Example 5: A headline in USA Today states that “most stay at first jobs less than 2 years.” That headline is based on an Expeience.com poll of 320 college graduates. Among those polled, 78% stayed at their first full-time job less than 2 years. a) Assuming that 50% is the true percentage of graduates who stay at their first job less than two years, find the mean and standard deviation of the numbers of such graduates in randomly selected groups of 320 graduates. Let x = the number who stay at their first job less than two years. Binomial problem: n = 320 and p = 0.5 µ = np = (320)(0.5) = 160 σ2 = npq = (320)(0.5)(0.5) = 80; σ = 8.944

b) Assuming that the 50% rate in part (a) is correct, find the range of usual values for the number of graduates among 320 who stay at their first job less than two years. minimum usual value = µ – 2σ = 160 – 2(8.944) = 142.1 maximum usual value µ + 2σ = 160 + 2(8.944) = 177.9 c) Find the actual number of surveyed graduates who stayed at their first job less than two years.

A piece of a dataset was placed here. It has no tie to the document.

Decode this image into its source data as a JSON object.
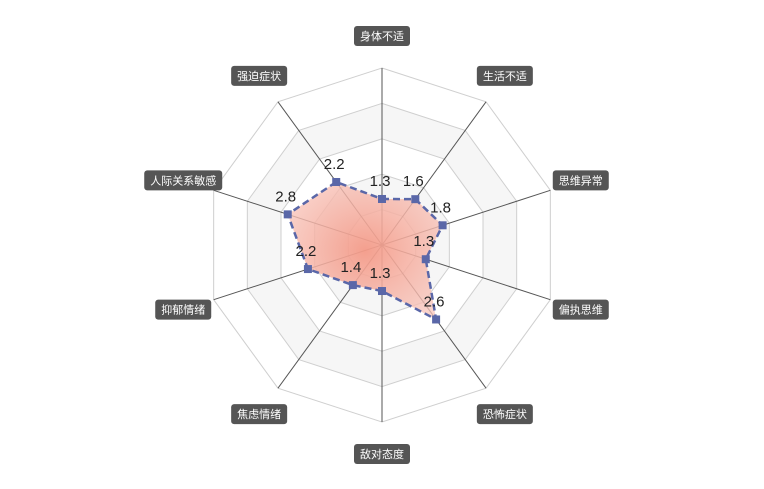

Use the range values from part (b) to determine whether that number is unusual. Does the result suggest that the headline is not justified? x = 0.78(320) = 250. Since 250 is not within the above limits, it would be unusual for 320 graduates to include 250 persons who stayed at their first job less than two years is the true proportion were 50%. Since 280 is greater than the above limits, the true proportion is most likely greater than 50%. The result suggests that the headline is justified.